One way of doing this is perhaps to partition $G$ into strongly connected components and consider the DAG induced on components (in a natural way...). I don't like this (for example, it would require the heavy-duty computation of the strongly connected components).
I've come up with something which goes a follows. For a positive integer $L$, define the digraph $G^{(L)} = (V, E^{(L)})$ by
$$E^{(L)} = \{(x, y) \in V^2 | \exists \text{ a path }x \rightarrow \ldots \rightarrow y \text{ of length } \ge L \}. $$ Thus $(x, y) \in E^{(L)}$ iff it is possible to go from $x$ to $y$ in $L$ or more steps. In particular, $G^{(1)} = \bar{G}$, the transitive closure of $G$, defined by saying $(x, y)$ is an edge of $\bar{G}$ iff there is a directed path from $x$ and $y$ in $G$.
Finally, define $l(G) = \inf \{L | G^{(L)}\text{ is a DAG}\}$ and $G^{(*)} := G^{(l(G))}$, the 'dagification' of $G$.
Now, for simplicity, assume that the set of nodes $V$ is finite. The following observations are immediate:
- $l(G)$ is always finite (in fact $l(G) \le |V|^2$)
- $G \subseteq G^{(1)} \supseteq G^{(2)} \supseteq \ldots \supseteq G^{(l(G))}$
- If $G = C_n$ is the directed cycle on $n$ nodes, then $l(G) = n$ and $G^{(*)} = \emptyset$.
Are there other interesting things which can be said ? For example,
- when do we have $l(G) = 1$ ? Or equivalently, when is $\bar{G}$ a DAG ?
- Can we (tightly) bound $l(G)$ in terms of $|V|$ and $|E|$ for a reasonably large / interesting family of digraphs ?
- Is there a simple relationship between $G$ and $G^{(*)}$.
- Is $G^{(*)}$ (conceptually) similar to any known objects in domain of markov chains ?
What do i mean by "information loss" ?
Well, I've not yet been able to precisely formulate what I mean by "information loss" in a reasonable way. However, I'll remark that squashing $C_n$ to $\emptyset$ is no loss of information since $C_n$ really contains no information except for the number $n$. Ultimately, for any digraph $G$, I'd want to transform it to a DAG in which cycles are shrunk to $\emptyset$, connected components are shrunk to single points, etc. As you see, it's not really yet clear in my mind... I hope to make this clearer very soon.
I think I can answer the first two parts of your question.
$l(G)=1$ if and only if $G$ is acyclic.
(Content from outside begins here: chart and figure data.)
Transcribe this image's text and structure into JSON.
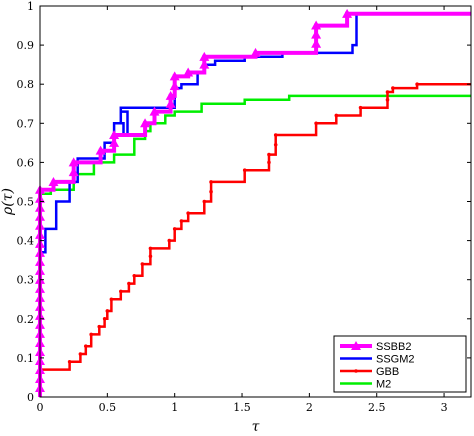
{
  "chart_data": {
    "type": "line",
    "xlabel": "τ",
    "ylabel": "ρ(τ)",
    "xlim": [
      0,
      3.2
    ],
    "ylim": [
      0,
      1
    ],
    "xticks": [
      0,
      0.5,
      1,
      1.5,
      2,
      2.5,
      3
    ],
    "xtick_labels": [
      "0",
      "0.5",
      "1",
      "1.5",
      "2",
      "2.5",
      "3"
    ],
    "yticks": [
      0,
      0.1,
      0.2,
      0.3,
      0.4,
      0.5,
      0.6,
      0.7,
      0.8,
      0.9,
      1
    ],
    "ytick_labels": [
      "0",
      "0.1",
      "0.2",
      "0.3",
      "0.4",
      "0.5",
      "0.6",
      "0.7",
      "0.8",
      "0.9",
      "1"
    ],
    "grid": false,
    "legend_position": "lower-right",
    "series": [
      {
        "name": "SSBB2",
        "color": "#ff00ff",
        "marker": "triangle",
        "points": [
          [
            0,
            0
          ],
          [
            0,
            0.53
          ],
          [
            0.1,
            0.53
          ],
          [
            0.1,
            0.55
          ],
          [
            0.25,
            0.55
          ],
          [
            0.25,
            0.6
          ],
          [
            0.45,
            0.6
          ],
          [
            0.45,
            0.63
          ],
          [
            0.55,
            0.63
          ],
          [
            0.55,
            0.67
          ],
          [
            0.78,
            0.67
          ],
          [
            0.78,
            0.7
          ],
          [
            0.85,
            0.7
          ],
          [
            0.85,
            0.73
          ],
          [
            0.97,
            0.73
          ],
          [
            0.97,
            0.77
          ],
          [
            1.0,
            0.77
          ],
          [
            1.0,
            0.82
          ],
          [
            1.1,
            0.82
          ],
          [
            1.1,
            0.83
          ],
          [
            1.22,
            0.83
          ],
          [
            1.22,
            0.87
          ],
          [
            1.6,
            0.87
          ],
          [
            1.6,
            0.88
          ],
          [
            2.05,
            0.88
          ],
          [
            2.05,
            0.95
          ],
          [
            2.28,
            0.95
          ],
          [
            2.28,
            0.98
          ],
          [
            3.2,
            0.98
          ]
        ]
      },
      {
        "name": "SSGM2",
        "color": "#0000ff",
        "marker": "none",
        "points": [
          [
            0,
            0
          ],
          [
            0,
            0.37
          ],
          [
            0.04,
            0.37
          ],
          [
            0.04,
            0.43
          ],
          [
            0.12,
            0.43
          ],
          [
            0.12,
            0.5
          ],
          [
            0.22,
            0.5
          ],
          [
            0.22,
            0.55
          ],
          [
            0.28,
            0.55
          ],
          [
            0.28,
            0.61
          ],
          [
            0.48,
            0.61
          ],
          [
            0.48,
            0.65
          ],
          [
            0.55,
            0.65
          ],
          [
            0.55,
            0.7
          ],
          [
            0.6,
            0.7
          ],
          [
            0.6,
            0.73
          ],
          [
            0.65,
            0.73
          ],
          [
            0.65,
            0.67
          ],
          [
            0.62,
            0.67
          ],
          [
            0.62,
            0.7
          ],
          [
            0.6,
            0.7
          ],
          [
            0.6,
            0.74
          ],
          [
            1.0,
            0.74
          ],
          [
            1.0,
            0.79
          ],
          [
            1.05,
            0.79
          ],
          [
            1.05,
            0.8
          ],
          [
            1.17,
            0.8
          ],
          [
            1.17,
            0.83
          ],
          [
            1.22,
            0.83
          ],
          [
            1.22,
            0.85
          ],
          [
            1.3,
            0.85
          ],
          [
            1.3,
            0.86
          ],
          [
            1.52,
            0.86
          ],
          [
            1.52,
            0.87
          ],
          [
            1.8,
            0.87
          ],
          [
            1.8,
            0.88
          ],
          [
            2.32,
            0.88
          ],
          [
            2.32,
            0.9
          ],
          [
            2.35,
            0.9
          ],
          [
            2.35,
            0.98
          ],
          [
            3.2,
            0.98
          ]
        ]
      },
      {
        "name": "GBB",
        "color": "#ff0000",
        "marker": "dot",
        "points": [
          [
            0,
            0
          ],
          [
            0,
            0.07
          ],
          [
            0.22,
            0.07
          ],
          [
            0.22,
            0.09
          ],
          [
            0.3,
            0.09
          ],
          [
            0.3,
            0.11
          ],
          [
            0.34,
            0.11
          ],
          [
            0.34,
            0.13
          ],
          [
            0.38,
            0.13
          ],
          [
            0.38,
            0.16
          ],
          [
            0.44,
            0.16
          ],
          [
            0.44,
            0.18
          ],
          [
            0.48,
            0.18
          ],
          [
            0.48,
            0.2
          ],
          [
            0.5,
            0.2
          ],
          [
            0.5,
            0.22
          ],
          [
            0.53,
            0.22
          ],
          [
            0.53,
            0.25
          ],
          [
            0.6,
            0.25
          ],
          [
            0.6,
            0.27
          ],
          [
            0.66,
            0.27
          ],
          [
            0.66,
            0.29
          ],
          [
            0.7,
            0.29
          ],
          [
            0.7,
            0.31
          ],
          [
            0.76,
            0.31
          ],
          [
            0.76,
            0.34
          ],
          [
            0.82,
            0.34
          ],
          [
            0.82,
            0.38
          ],
          [
            0.96,
            0.38
          ],
          [
            0.96,
            0.4
          ],
          [
            1.0,
            0.4
          ],
          [
            1.0,
            0.43
          ],
          [
            1.05,
            0.43
          ],
          [
            1.05,
            0.45
          ],
          [
            1.1,
            0.45
          ],
          [
            1.1,
            0.47
          ],
          [
            1.22,
            0.47
          ],
          [
            1.22,
            0.5
          ],
          [
            1.27,
            0.5
          ],
          [
            1.27,
            0.55
          ],
          [
            1.52,
            0.55
          ],
          [
            1.52,
            0.58
          ],
          [
            1.7,
            0.58
          ],
          [
            1.7,
            0.62
          ],
          [
            1.75,
            0.62
          ],
          [
            1.75,
            0.67
          ],
          [
            2.05,
            0.67
          ],
          [
            2.05,
            0.7
          ],
          [
            2.2,
            0.7
          ],
          [
            2.2,
            0.72
          ],
          [
            2.38,
            0.72
          ],
          [
            2.38,
            0.74
          ],
          [
            2.58,
            0.74
          ],
          [
            2.58,
            0.78
          ],
          [
            2.62,
            0.78
          ],
          [
            2.62,
            0.79
          ],
          [
            2.8,
            0.79
          ],
          [
            2.8,
            0.8
          ],
          [
            3.2,
            0.8
          ]
        ]
      },
      {
        "name": "M2",
        "color": "#00ee00",
        "marker": "none",
        "points": [
          [
            0,
            0
          ],
          [
            0,
            0.52
          ],
          [
            0.08,
            0.52
          ],
          [
            0.08,
            0.53
          ],
          [
            0.25,
            0.53
          ],
          [
            0.25,
            0.57
          ],
          [
            0.4,
            0.57
          ],
          [
            0.4,
            0.6
          ],
          [
            0.55,
            0.6
          ],
          [
            0.55,
            0.62
          ],
          [
            0.7,
            0.62
          ],
          [
            0.7,
            0.66
          ],
          [
            0.78,
            0.66
          ],
          [
            0.78,
            0.68
          ],
          [
            0.82,
            0.68
          ],
          [
            0.82,
            0.7
          ],
          [
            0.93,
            0.7
          ],
          [
            0.93,
            0.72
          ],
          [
            1.0,
            0.72
          ],
          [
            1.0,
            0.73
          ],
          [
            1.2,
            0.73
          ],
          [
            1.2,
            0.75
          ],
          [
            1.52,
            0.75
          ],
          [
            1.52,
            0.76
          ],
          [
            1.85,
            0.76
          ],
          [
            1.85,
            0.77
          ],
          [
            3.2,
            0.77
          ]
        ]
      }
    ]
  }
}
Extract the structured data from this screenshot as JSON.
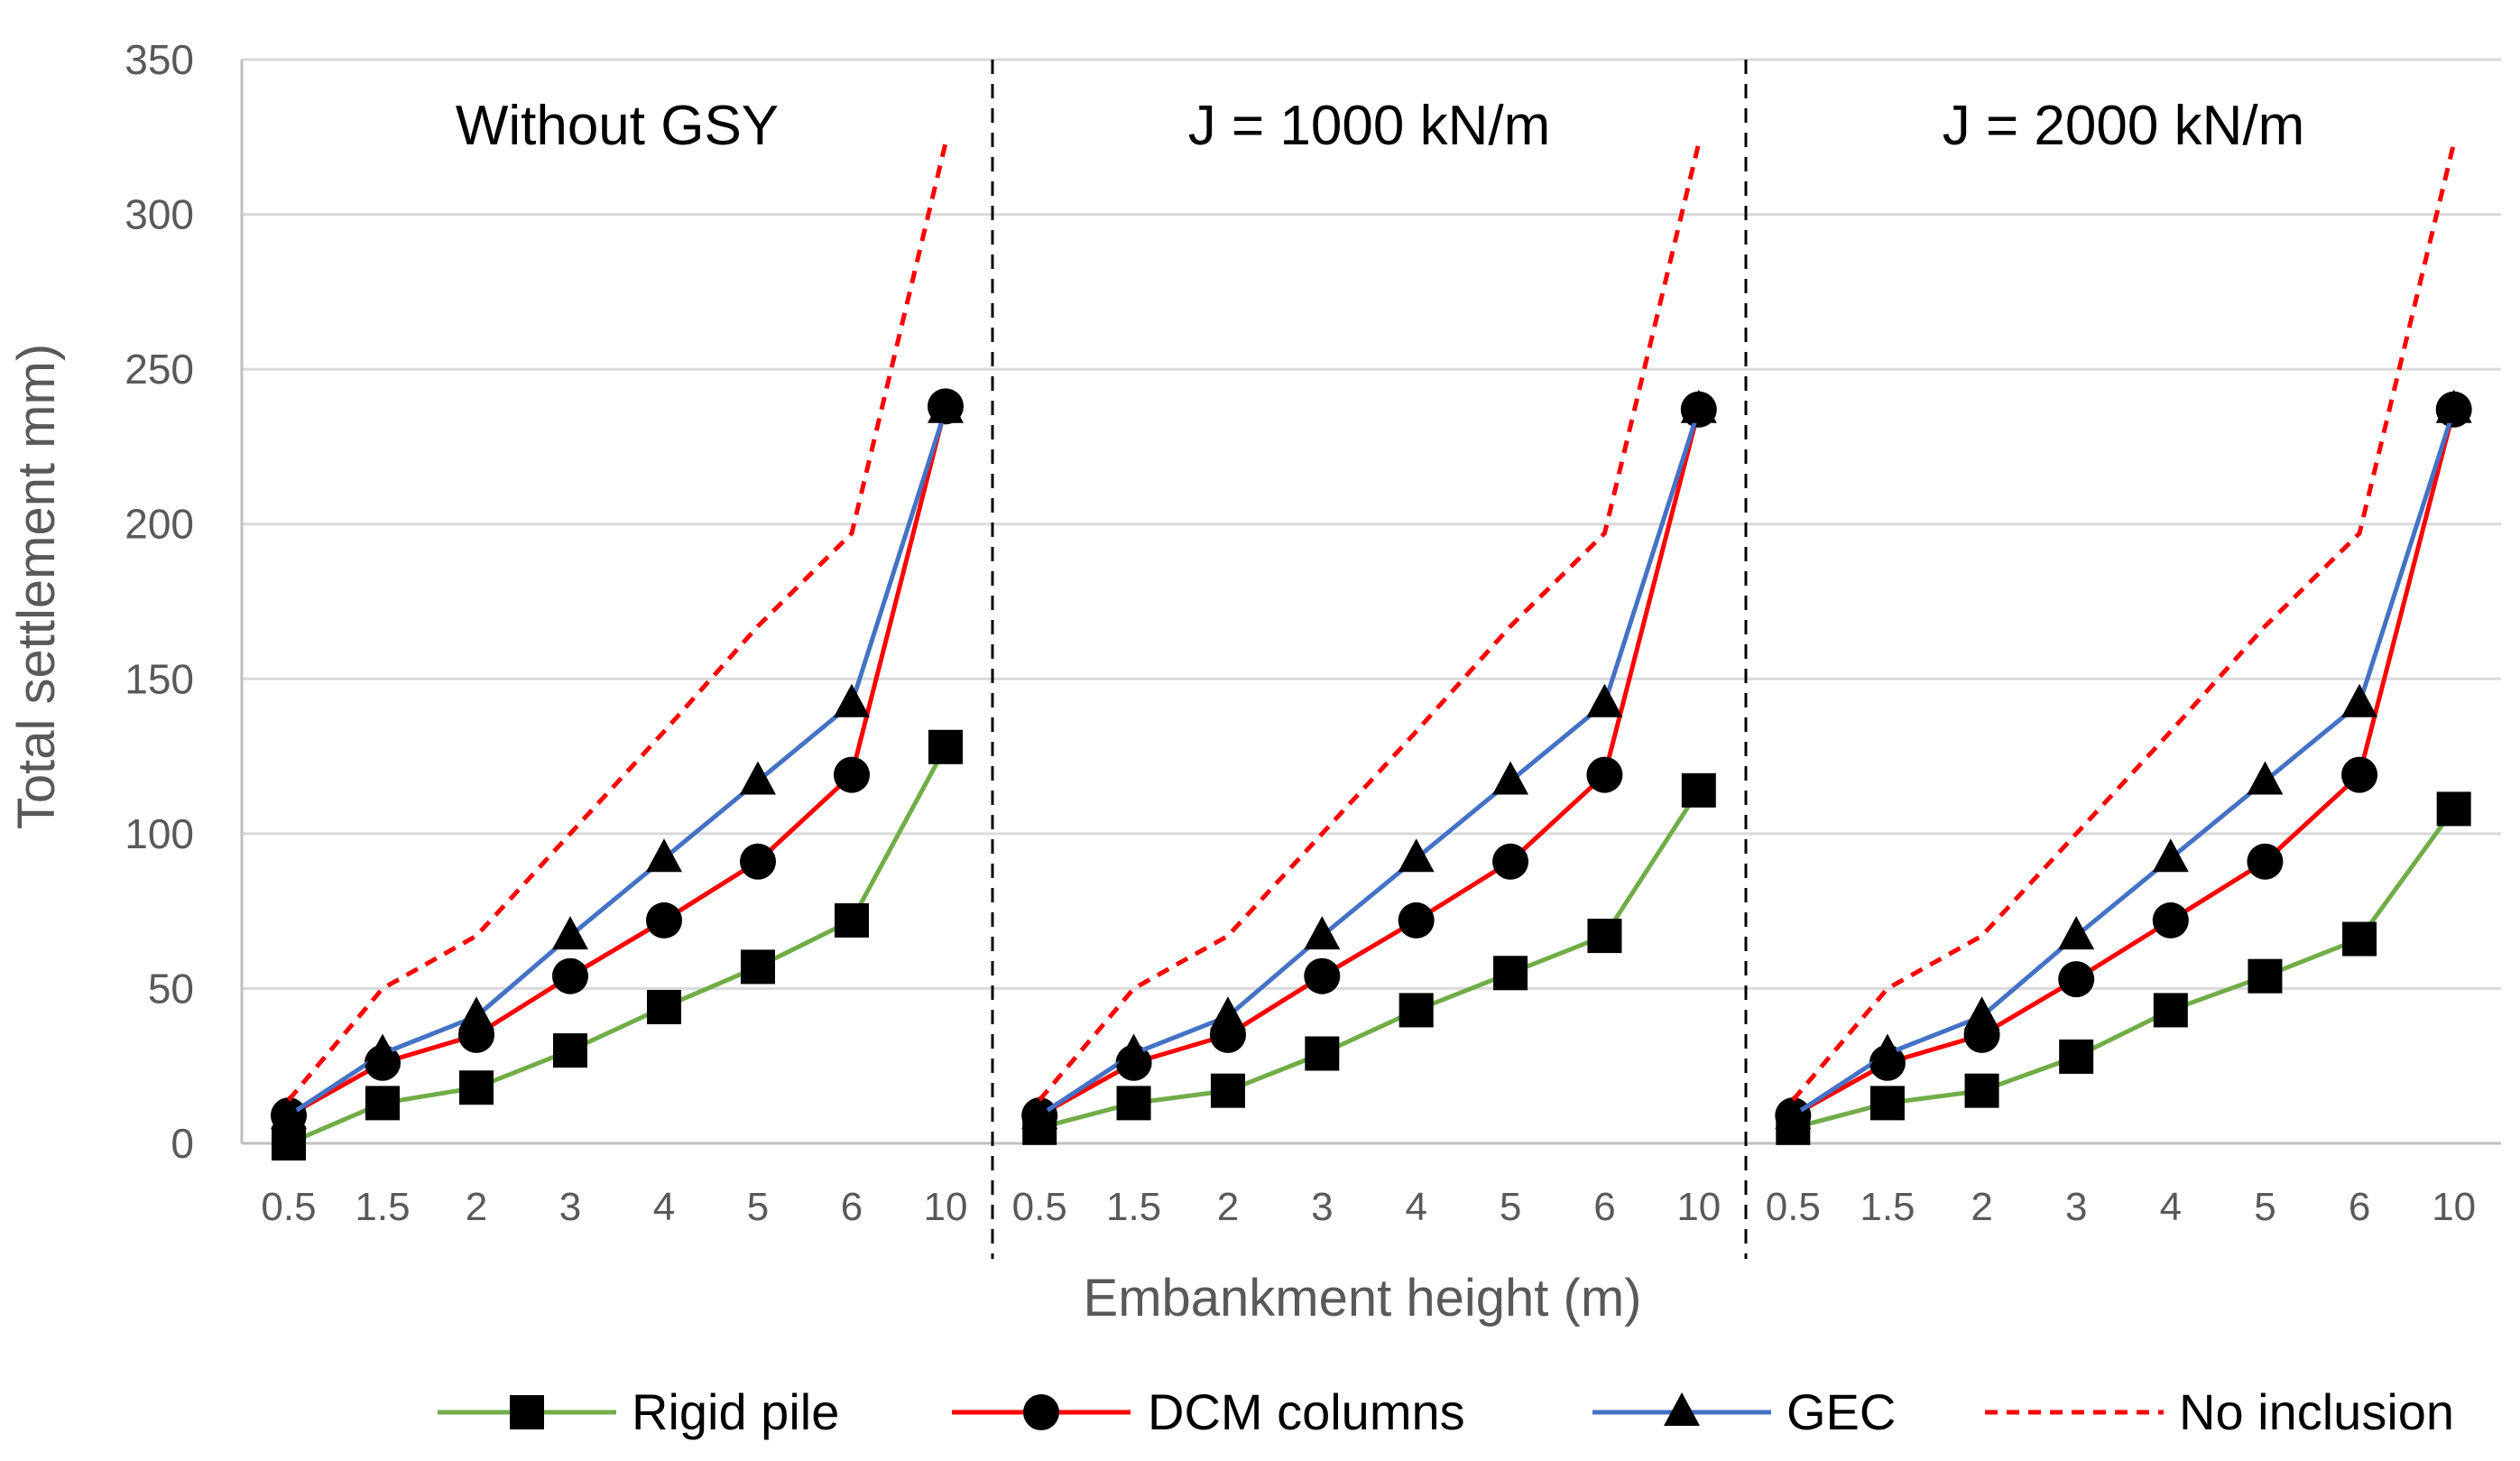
{
  "chart_data": {
    "type": "line",
    "ylabel": "Total settlement mm)",
    "xlabel": "Embankment height (m)",
    "ylim": [
      0,
      350
    ],
    "yticks": [
      0,
      50,
      100,
      150,
      200,
      250,
      300,
      350
    ],
    "categories": [
      "0.5",
      "1.5",
      "2",
      "3",
      "4",
      "5",
      "6",
      "10"
    ],
    "grid": true,
    "legend_position": "bottom",
    "series_styles": [
      {
        "name": "Rigid pile",
        "color": "#70AD47",
        "marker": "square",
        "dash": "solid"
      },
      {
        "name": "DCM columns",
        "color": "#FF0000",
        "marker": "circle",
        "dash": "solid"
      },
      {
        "name": "GEC",
        "color": "#4472C4",
        "marker": "triangle",
        "dash": "solid"
      },
      {
        "name": "No inclusion",
        "color": "#FF0000",
        "marker": "none",
        "dash": "dashed"
      }
    ],
    "panels": [
      {
        "title": "Without GSY",
        "series": [
          {
            "name": "Rigid pile",
            "values": [
              0,
              13,
              18,
              30,
              44,
              57,
              72,
              128
            ]
          },
          {
            "name": "DCM columns",
            "values": [
              9,
              26,
              35,
              54,
              72,
              91,
              119,
              238
            ]
          },
          {
            "name": "GEC",
            "values": [
              9,
              29,
              41,
              67,
              92,
              117,
              142,
              237
            ]
          },
          {
            "name": "No inclusion",
            "values": [
              14,
              50,
              67,
              100,
              133,
              167,
              197,
              323
            ]
          }
        ]
      },
      {
        "title": "J = 1000 kN/m",
        "series": [
          {
            "name": "Rigid pile",
            "values": [
              5,
              13,
              17,
              29,
              43,
              55,
              67,
              114
            ]
          },
          {
            "name": "DCM columns",
            "values": [
              9,
              26,
              35,
              54,
              72,
              91,
              119,
              237
            ]
          },
          {
            "name": "GEC",
            "values": [
              9,
              29,
              41,
              67,
              92,
              117,
              142,
              237
            ]
          },
          {
            "name": "No inclusion",
            "values": [
              14,
              50,
              67,
              100,
              133,
              167,
              197,
              323
            ]
          }
        ]
      },
      {
        "title": "J = 2000 kN/m",
        "series": [
          {
            "name": "Rigid pile",
            "values": [
              5,
              13,
              17,
              28,
              43,
              54,
              66,
              108
            ]
          },
          {
            "name": "DCM columns",
            "values": [
              9,
              26,
              35,
              53,
              72,
              91,
              119,
              237
            ]
          },
          {
            "name": "GEC",
            "values": [
              9,
              29,
              41,
              67,
              92,
              117,
              142,
              237
            ]
          },
          {
            "name": "No inclusion",
            "values": [
              14,
              50,
              67,
              100,
              133,
              167,
              197,
              323
            ]
          }
        ]
      }
    ]
  }
}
Indeed, as you mentioned $G^{(1)}$ is the transitive closure of $G$. Strongly connected components in $G$ correspond to complete subgraphs in the transitive closure, so $G$ is acyclic if and only if the transitive closure of $G$ is acyclic.
For a relationship between $G^{L}$ and $G^{L+1}$, the best I’ve got is that $G^{L+1}$ is a subgraph of $G^{L}$. Indeed, if a path of length $\geq L+1$ exists between teo vertices, than surely a path of length $\geq L$ exists. I’m not sure this could be considered “nice” though.
You mention in your question that $l(G)\leq n^2$(where $n$ is the order of your graph), but it seems that we can get $l(G)\leq n$ since a path that uses every vertex is length $n-1$, and thus we do not have longer paths. Thus $G^{(n)}$ is empty for any digraph $G$ on $n$ vertices.